The case of Rosati v Rosati (1998) FLC 92-804 is the most frequently quoted case in respect to whether the Court should include taxation in calculating the available property pool to be divided between the parties. In that case the Full Court said:

“It appears to us that although there is a degree of confusion, and possible conflict, in the reported cases as to the proper approach to be adopted by a court in proceedings under s79 of the Act in relation to the effect of potential capital gains tax, which would be payable upon the sale of an asset, the following general principles may be said to emerge from those cases:

  1. Whether the incidence of capital gains tax should be taken into account in valuing a particular asset varies according to the circumstances of the case, including the method of valuation applied to the particular asset, the likelihood or otherwise of that asset being realised in the foreseeable future, the circumstances of its acquisitions and the evidence of the parties as to their intentions in relation to that asset.
  2. If the Court orders the sale of an asset, or is satisfied that a sale of it is inevitable, or would probably occur in the near future, or if the asset is one which was acquired solely as an investment and with a view to its ultimate sale for profit, then, generally, allowance should be made for any capital gains tax payable upon such a sale in determining the value of that asset for the purpose of the proceedings.
  3. If none of the circumstances referred to in (2) applies to a particular asset, but the Court is satisfied that there is a significant risk that the asset will have to be sold in the short to mid-term, then the Court, whilst not making allowance for the capital gains tax payable upon such a sale in determining the value of the asset, may take that risk into account as a relevant s 75(2) factor, the weight to be attributed to that factor varying according to the degree of the risk and the length of the period within which the sale may occur.
  4. There may be special circumstances in a particular case which, despite the absence of any certainty or even likelihood of a sale of an asset in the foreseeable future, make it appropriate to take the incidence of capital gains tax into account in valuing that asset. In such a case, it may be appropriate to take the capital gains tax into account at its full rate, or at some discounted rate, having regard to the degree of risk of a sale occurring and/or the length of time which is likely to elapse before that occurs.”
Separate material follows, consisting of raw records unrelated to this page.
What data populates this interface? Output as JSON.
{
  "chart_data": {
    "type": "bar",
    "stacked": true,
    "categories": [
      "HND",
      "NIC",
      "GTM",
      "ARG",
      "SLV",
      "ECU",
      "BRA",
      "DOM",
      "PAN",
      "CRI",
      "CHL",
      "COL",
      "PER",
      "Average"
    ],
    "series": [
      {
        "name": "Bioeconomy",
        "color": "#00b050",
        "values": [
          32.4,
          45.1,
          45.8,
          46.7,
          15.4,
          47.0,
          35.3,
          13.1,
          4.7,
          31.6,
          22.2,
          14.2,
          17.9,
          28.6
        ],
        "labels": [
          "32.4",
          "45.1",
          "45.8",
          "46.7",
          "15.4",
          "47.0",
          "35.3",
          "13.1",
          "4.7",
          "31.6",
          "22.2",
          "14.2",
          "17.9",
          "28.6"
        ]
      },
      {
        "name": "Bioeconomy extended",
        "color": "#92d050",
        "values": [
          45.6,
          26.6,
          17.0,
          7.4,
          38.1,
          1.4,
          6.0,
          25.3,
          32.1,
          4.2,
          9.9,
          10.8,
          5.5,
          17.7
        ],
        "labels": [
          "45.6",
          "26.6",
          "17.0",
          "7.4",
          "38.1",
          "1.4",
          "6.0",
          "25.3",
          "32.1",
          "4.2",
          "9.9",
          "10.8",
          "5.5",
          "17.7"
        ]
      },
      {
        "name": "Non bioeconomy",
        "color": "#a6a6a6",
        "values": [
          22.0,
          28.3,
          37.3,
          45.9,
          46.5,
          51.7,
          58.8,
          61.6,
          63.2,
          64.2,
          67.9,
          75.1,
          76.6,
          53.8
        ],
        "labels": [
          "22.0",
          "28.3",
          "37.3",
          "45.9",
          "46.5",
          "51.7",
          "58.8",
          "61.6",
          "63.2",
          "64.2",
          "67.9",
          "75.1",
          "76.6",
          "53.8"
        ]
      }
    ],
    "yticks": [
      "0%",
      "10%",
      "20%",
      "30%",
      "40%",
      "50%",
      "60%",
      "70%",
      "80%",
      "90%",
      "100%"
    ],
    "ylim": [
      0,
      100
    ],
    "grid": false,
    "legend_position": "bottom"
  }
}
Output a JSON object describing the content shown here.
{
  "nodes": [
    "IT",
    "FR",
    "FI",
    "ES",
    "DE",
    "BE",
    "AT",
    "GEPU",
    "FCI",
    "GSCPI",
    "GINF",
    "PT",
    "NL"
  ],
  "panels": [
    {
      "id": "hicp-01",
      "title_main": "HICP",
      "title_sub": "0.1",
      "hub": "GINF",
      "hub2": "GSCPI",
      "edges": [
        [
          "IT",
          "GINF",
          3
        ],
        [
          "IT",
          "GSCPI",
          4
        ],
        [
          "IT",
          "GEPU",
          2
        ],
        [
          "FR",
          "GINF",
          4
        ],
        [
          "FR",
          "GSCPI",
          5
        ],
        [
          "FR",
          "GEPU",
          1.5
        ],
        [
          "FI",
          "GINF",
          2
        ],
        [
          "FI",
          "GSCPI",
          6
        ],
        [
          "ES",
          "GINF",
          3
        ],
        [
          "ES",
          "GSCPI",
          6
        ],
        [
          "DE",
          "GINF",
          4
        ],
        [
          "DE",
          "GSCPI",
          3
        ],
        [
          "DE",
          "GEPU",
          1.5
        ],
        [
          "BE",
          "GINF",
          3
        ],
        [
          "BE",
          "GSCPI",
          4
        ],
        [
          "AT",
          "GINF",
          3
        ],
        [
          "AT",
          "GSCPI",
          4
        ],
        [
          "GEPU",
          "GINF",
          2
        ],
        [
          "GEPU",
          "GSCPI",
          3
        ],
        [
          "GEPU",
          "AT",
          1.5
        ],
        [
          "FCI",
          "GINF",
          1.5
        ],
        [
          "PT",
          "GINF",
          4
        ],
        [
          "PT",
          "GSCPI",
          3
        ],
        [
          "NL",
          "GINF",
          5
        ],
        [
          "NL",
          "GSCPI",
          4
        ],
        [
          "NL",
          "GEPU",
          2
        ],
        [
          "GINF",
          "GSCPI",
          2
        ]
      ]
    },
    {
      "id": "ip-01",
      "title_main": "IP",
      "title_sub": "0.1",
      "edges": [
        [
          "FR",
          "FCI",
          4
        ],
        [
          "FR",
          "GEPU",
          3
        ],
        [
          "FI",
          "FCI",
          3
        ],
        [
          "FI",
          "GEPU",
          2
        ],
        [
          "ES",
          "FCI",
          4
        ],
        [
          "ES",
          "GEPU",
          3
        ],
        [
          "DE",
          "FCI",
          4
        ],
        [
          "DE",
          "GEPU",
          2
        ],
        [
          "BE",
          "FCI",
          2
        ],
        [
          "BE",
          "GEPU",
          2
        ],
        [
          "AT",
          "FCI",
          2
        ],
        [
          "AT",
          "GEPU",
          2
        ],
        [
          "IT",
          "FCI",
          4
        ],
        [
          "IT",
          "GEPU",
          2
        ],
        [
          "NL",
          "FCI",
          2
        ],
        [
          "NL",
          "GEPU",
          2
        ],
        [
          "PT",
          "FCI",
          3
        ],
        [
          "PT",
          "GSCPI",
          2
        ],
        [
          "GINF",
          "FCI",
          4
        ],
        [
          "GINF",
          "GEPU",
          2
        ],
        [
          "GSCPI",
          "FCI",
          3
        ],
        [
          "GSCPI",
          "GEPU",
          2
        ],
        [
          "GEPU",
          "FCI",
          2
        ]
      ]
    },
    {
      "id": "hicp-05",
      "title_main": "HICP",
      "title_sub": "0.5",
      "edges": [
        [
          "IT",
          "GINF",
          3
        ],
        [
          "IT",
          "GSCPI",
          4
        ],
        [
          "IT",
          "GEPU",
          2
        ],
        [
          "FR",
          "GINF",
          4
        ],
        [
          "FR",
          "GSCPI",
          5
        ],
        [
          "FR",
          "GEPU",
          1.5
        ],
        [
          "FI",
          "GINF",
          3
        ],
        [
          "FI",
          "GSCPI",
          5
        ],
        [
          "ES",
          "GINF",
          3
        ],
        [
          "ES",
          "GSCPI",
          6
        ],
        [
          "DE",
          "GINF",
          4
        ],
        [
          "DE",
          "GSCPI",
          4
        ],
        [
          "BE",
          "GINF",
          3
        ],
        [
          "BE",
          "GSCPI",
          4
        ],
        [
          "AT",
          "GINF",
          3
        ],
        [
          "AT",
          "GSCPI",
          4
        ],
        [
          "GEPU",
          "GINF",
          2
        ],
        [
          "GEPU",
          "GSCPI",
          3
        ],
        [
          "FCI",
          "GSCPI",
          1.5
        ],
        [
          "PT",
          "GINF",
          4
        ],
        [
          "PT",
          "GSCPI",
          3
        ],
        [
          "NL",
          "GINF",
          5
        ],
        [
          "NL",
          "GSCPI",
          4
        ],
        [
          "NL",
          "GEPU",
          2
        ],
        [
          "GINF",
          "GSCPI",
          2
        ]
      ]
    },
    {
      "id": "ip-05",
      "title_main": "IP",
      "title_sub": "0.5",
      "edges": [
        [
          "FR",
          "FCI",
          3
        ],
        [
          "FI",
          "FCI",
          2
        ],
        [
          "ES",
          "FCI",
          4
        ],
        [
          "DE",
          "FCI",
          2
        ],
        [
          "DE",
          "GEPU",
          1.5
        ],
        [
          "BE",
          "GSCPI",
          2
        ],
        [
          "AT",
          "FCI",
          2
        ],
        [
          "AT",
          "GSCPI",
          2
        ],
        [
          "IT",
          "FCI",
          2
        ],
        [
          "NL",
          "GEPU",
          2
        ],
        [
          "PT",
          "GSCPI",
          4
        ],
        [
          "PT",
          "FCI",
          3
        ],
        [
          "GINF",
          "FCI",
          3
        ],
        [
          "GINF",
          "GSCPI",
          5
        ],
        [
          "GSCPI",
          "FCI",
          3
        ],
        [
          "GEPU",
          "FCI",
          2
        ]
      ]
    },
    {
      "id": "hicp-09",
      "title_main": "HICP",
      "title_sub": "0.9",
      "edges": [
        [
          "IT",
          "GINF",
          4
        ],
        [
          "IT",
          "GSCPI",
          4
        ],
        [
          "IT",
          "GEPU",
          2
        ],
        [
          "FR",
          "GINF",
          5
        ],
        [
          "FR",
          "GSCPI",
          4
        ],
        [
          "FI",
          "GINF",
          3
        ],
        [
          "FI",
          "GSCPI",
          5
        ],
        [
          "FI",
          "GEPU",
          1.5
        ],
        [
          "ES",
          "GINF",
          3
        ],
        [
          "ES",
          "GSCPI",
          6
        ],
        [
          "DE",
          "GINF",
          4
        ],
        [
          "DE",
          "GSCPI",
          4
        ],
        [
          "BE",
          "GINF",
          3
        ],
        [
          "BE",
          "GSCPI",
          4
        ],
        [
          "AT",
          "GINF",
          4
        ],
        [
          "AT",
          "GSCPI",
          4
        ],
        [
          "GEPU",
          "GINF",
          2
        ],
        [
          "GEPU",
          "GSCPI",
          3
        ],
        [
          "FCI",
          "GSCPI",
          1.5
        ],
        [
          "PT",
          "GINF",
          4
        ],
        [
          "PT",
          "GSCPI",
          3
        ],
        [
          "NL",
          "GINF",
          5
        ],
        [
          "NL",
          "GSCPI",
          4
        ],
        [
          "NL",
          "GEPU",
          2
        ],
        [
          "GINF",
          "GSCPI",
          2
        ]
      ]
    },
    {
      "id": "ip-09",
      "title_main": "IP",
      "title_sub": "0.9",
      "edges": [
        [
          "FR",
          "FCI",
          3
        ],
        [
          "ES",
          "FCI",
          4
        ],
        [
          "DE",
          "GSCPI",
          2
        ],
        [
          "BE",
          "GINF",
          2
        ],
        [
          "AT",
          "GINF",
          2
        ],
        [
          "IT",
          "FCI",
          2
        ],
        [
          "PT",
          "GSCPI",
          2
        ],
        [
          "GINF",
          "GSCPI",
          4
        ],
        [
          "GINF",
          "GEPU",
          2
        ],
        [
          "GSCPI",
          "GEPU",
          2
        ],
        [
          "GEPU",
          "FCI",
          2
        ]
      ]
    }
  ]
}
The issue was dealt with in the recent case of Boyle & Boyle [2014] FCCA 2576 heard in Melbourne.

In this case the husband said he had a liability of $68,625 being the capital gains tax liability on the parties’ holiday house. The husband was living in that house and said he had no present intention of selling it. He did not provide any expert evidence about the amount of capital gains tax that would be payable if he were to sell it. The figure he gave was his own estimate.

In accordance with the decision of the Full Court of the Family Court in Rosati the Court held that there was no proper basis upon which the Court could take into account the prospective capital gains tax on the holiday house.